For protection against drought or flooding, certain plants, such as Arabidopsis, naturally secrete an acid comparable to aspirin.
To protect themselves against drought or flooding, some types of plants naturally secrete an acid comparable to aspirin. This surprising process could pave the way for exploring new means of protecting other types of plants from the effects of climate change.
Is salicylic acid the answer to protection from water stress? This is the substance (comparable to aspirin) that some plants are able to create, as demonstrated by a study published in Science Advances.
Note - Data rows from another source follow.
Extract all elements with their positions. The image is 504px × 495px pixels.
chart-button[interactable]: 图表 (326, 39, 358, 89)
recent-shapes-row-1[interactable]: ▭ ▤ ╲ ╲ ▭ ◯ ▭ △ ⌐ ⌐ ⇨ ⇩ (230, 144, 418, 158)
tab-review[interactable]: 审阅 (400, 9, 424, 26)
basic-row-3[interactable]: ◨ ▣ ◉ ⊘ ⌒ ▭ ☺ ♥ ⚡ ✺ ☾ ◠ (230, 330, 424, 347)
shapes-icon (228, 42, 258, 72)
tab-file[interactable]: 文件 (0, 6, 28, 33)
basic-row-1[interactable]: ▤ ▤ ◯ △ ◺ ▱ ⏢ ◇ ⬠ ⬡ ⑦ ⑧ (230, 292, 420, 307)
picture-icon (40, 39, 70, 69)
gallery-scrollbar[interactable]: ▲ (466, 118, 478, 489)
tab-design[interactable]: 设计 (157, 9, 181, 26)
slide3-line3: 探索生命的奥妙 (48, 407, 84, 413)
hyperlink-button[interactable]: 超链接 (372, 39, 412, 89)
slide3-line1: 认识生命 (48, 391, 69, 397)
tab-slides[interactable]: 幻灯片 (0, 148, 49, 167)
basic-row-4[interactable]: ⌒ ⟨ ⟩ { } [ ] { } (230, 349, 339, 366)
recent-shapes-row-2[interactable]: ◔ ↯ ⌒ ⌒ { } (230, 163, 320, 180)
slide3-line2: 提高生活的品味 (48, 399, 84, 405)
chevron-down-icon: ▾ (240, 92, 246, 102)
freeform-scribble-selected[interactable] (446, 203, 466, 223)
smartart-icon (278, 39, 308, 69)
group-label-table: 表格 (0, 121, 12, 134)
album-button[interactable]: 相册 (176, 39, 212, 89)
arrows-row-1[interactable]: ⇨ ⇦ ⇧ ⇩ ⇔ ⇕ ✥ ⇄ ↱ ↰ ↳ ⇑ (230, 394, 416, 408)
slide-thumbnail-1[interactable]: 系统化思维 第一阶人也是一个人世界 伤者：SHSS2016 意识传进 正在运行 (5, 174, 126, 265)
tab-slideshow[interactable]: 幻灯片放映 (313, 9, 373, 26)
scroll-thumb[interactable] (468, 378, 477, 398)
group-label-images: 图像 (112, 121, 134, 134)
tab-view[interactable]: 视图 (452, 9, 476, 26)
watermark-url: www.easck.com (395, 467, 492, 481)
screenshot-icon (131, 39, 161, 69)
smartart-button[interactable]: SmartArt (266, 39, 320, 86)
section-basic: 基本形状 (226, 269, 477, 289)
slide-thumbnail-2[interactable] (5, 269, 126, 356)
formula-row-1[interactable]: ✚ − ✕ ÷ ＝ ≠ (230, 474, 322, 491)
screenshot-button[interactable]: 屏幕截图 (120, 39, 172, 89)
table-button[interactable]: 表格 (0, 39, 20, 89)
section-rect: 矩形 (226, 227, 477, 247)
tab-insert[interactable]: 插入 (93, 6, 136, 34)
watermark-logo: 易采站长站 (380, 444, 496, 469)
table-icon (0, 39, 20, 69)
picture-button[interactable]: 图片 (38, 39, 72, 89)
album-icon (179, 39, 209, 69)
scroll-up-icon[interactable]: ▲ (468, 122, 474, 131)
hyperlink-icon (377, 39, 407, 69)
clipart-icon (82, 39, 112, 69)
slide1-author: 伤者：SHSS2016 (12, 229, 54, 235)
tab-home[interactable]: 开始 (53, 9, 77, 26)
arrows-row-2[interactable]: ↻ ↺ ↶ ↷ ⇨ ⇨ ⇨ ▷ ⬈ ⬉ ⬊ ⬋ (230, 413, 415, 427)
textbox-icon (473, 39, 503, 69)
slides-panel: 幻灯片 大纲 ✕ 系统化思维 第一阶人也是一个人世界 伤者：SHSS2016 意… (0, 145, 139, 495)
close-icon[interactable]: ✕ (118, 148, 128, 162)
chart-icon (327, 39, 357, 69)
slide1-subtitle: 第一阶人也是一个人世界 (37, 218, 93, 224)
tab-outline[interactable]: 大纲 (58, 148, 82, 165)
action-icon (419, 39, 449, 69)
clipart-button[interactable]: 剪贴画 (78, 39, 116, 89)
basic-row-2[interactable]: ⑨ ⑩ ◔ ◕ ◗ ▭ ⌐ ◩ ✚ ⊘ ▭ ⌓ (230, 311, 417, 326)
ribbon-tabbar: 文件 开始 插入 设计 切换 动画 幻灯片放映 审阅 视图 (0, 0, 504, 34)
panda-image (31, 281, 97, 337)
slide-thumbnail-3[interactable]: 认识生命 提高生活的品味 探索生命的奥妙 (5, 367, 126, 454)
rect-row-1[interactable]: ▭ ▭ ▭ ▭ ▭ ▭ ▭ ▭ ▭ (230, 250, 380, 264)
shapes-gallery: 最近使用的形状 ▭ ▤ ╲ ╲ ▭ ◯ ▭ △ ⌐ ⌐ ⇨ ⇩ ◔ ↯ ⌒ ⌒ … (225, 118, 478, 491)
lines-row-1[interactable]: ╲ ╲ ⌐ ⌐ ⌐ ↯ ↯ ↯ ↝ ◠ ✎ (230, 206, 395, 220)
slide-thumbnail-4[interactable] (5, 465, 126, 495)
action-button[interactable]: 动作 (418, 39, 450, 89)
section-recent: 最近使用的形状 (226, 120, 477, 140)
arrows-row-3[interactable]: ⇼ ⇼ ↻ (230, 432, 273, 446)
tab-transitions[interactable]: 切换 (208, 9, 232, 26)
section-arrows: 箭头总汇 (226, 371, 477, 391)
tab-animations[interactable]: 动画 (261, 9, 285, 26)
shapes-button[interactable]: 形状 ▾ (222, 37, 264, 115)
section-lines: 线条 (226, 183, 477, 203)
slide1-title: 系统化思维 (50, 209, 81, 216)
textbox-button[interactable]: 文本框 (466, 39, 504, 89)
To reach these conclusions, US researchers at the University of California, Riverside (UCR) studied a model plant called Arabidopsis, often considered a weed.
The team of scientists found that during prolonged and intense episodes of drought, the plant studied activates a molecule known as MEcPP. The accumulation of this molecule in the plant's cells favors the production of salicylic acid, which will then spread and deploy its protective actions. "It's like plants use a painkiller for aches and pains, just like we do," said Wilhelmina van de Ven, UCR plant biologist and co-first study author.
"Because salicylic acid helps plants withstand stresses becoming more prevalent with climate change, being able to increase plants' ability to produce it represents a step forward in challenging the impacts of climate change on everyday life," said Katayoon Dehesh, senior paper author and UCR distinguished professor of molecular biochemistry.
The researchers hope to discover more about the mechanism of stress reactions in this type of plant and to be able to apply this knowledge to other plants, in particular those cultivated for food. "Those impacts go beyond our food. Plants clean our air by sequestering carbon dioxide, offer us shade, and provide habitat for numerous animals. The benefits of boosting their survival are exponential," Katayoon Dehesh explains.